Find
lim θ→0+ A(θ)/B(θ)
To find the limit θ→0+ A(θ)/B(θ), we can follow these steps:
Step 1: Determine the functions A(θ) and B(θ) involved in the limit.
Step 2: Substitute the value 0 into both functions A(θ) and B(θ) to evaluate them at the limit θ→0+.
Step 3: Simplify the expression A(θ)/B(θ) as much as possible.
Step 4: Evaluate the resulting expression at the limit θ→0+.
Let's go through an example to illustrate these steps:
Example: Find lim θ→0+ (sin(θ))/θ
Step 1: The functions involved in the limit are A(θ) = sin(θ) and B(θ) = θ.
Step 2: Substitute θ = 0 into A(θ) and B(θ):
A(0) = sin(0) = 0
B(0) = 0
Step 3: From the previous step, we have A(0) = 0 and B(0) = 0. However, we encounter an indeterminate form of 0/0.
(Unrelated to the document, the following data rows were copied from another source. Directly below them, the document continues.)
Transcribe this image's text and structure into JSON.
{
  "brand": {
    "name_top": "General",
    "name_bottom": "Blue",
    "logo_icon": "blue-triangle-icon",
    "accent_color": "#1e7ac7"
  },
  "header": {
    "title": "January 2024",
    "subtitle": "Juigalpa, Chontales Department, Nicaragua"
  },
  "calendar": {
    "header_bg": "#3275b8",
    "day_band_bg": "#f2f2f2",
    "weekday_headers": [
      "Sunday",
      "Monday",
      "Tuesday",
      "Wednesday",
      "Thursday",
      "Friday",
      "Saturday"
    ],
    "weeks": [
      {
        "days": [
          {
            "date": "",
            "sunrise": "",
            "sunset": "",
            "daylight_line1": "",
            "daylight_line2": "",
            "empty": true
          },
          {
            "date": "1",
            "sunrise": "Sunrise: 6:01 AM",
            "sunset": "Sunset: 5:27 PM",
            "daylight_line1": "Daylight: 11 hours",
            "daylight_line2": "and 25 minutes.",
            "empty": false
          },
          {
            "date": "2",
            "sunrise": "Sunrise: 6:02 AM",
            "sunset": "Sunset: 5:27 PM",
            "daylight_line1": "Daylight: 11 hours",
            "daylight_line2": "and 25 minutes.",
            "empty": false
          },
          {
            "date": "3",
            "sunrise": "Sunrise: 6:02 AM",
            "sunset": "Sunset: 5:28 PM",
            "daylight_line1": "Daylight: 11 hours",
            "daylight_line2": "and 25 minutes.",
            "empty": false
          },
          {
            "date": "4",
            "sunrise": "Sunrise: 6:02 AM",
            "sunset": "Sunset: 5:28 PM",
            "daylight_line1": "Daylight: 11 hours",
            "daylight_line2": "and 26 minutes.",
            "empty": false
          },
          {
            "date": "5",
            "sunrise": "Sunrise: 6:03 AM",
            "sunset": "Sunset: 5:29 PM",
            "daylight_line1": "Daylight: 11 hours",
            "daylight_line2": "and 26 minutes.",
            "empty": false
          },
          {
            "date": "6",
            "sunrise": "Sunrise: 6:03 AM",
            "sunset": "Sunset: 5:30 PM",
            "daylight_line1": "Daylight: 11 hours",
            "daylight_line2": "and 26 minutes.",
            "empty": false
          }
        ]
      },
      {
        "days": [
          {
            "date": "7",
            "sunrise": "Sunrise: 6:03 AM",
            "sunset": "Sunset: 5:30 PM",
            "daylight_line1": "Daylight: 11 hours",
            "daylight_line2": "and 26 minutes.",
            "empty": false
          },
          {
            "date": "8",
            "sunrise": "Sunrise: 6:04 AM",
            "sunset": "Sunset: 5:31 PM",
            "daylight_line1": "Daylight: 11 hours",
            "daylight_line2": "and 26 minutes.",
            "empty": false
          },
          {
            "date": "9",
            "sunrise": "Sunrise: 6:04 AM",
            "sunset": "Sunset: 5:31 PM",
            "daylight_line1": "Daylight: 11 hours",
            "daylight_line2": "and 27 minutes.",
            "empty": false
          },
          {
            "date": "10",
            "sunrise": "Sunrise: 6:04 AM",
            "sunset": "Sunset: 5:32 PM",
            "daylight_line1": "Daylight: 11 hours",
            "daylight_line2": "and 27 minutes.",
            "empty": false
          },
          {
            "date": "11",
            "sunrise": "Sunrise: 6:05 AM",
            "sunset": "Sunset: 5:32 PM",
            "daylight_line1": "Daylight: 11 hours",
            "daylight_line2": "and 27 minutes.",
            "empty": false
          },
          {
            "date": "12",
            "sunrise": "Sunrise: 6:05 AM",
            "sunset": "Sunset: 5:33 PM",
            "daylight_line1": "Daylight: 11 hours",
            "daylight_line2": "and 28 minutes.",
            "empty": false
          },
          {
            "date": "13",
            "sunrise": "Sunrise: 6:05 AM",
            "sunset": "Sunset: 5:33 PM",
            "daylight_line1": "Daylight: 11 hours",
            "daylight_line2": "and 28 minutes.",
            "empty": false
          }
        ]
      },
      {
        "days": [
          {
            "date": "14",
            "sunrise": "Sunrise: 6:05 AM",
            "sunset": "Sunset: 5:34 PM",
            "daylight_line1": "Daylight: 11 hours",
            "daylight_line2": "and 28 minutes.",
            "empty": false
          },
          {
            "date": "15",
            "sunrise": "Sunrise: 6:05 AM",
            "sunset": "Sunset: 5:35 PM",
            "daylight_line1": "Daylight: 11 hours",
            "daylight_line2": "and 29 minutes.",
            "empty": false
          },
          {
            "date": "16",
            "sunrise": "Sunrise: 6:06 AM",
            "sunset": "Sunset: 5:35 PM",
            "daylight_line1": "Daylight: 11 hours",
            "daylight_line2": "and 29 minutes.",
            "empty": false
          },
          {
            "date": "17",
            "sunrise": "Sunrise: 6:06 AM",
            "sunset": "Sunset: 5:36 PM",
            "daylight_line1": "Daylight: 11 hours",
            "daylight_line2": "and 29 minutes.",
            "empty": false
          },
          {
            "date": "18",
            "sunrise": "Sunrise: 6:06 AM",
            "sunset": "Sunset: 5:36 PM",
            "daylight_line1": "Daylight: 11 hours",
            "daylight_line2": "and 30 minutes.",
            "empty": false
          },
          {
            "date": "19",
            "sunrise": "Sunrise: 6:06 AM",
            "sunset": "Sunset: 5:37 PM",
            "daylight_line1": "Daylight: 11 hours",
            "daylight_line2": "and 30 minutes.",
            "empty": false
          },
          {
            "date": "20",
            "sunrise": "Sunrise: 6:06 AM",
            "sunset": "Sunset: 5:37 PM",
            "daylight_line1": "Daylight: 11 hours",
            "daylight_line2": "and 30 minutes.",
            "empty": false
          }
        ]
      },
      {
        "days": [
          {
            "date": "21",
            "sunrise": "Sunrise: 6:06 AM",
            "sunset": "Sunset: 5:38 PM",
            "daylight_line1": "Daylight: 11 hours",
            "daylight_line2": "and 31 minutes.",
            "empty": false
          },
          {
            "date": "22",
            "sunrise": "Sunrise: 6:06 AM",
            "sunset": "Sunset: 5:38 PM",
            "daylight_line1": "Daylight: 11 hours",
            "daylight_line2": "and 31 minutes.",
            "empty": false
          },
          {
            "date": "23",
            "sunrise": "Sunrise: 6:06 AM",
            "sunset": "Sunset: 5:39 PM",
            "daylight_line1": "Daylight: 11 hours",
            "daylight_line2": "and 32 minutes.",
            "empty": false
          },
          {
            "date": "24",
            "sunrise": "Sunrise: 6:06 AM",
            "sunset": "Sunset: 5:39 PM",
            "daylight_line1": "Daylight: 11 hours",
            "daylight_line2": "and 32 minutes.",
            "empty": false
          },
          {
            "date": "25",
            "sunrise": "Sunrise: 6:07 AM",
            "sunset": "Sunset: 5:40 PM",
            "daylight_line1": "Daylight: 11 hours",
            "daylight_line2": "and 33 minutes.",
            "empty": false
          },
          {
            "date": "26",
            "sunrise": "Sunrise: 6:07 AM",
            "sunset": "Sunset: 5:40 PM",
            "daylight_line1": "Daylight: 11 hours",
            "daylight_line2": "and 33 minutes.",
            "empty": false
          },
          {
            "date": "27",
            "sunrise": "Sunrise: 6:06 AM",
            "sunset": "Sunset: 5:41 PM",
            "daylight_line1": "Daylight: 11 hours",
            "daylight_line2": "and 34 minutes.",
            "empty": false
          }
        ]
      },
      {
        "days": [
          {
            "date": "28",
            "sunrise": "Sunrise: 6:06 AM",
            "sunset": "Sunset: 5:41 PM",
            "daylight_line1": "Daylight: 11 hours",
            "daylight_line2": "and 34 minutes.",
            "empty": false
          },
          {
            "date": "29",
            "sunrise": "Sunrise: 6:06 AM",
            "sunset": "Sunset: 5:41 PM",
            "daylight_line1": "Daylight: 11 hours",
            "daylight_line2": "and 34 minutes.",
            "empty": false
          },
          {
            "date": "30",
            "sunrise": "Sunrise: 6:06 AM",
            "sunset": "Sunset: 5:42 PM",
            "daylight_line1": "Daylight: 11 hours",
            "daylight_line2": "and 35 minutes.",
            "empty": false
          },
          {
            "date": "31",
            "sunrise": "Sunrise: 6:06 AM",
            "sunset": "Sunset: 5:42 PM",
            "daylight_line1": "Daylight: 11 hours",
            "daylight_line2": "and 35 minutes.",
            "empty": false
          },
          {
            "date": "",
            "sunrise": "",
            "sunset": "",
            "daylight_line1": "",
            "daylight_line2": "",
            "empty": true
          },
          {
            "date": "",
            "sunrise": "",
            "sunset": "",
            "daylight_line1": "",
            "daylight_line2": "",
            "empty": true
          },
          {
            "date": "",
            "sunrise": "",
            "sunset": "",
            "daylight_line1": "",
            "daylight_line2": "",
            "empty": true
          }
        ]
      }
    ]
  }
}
Step 4: To resolve this, we can use L'Hôpital's Rule, which states that if we have an indeterminate form of 0/0, we can take the derivative of the numerator and the derivative of the denominator, and then evaluate the limit again. Applying this rule, we have:
lim θ→0+ (sin(θ))/θ = lim θ→0+ (cos(θ))/1
We obtain this result by taking the derivative of the numerator (sin(θ)) and the derivative of the denominator (θ), which gives us cos(θ)/1 = cos(θ).
Step 4 (continued): Now, we can evaluate the expression at the limit θ→0+, which gives us:
lim θ→0+ (cos(θ))/1 = cos(0) = 1
Therefore, the limit of (sin(θ))/θ as θ approaches 0 from the positive side is 1.
Note: L'Hôpital's Rule can be applied in certain cases when dealing with indeterminate forms such as 0/0 or ∞/∞. However, it should be used judiciously, and not all indeterminate forms can be resolved by using it.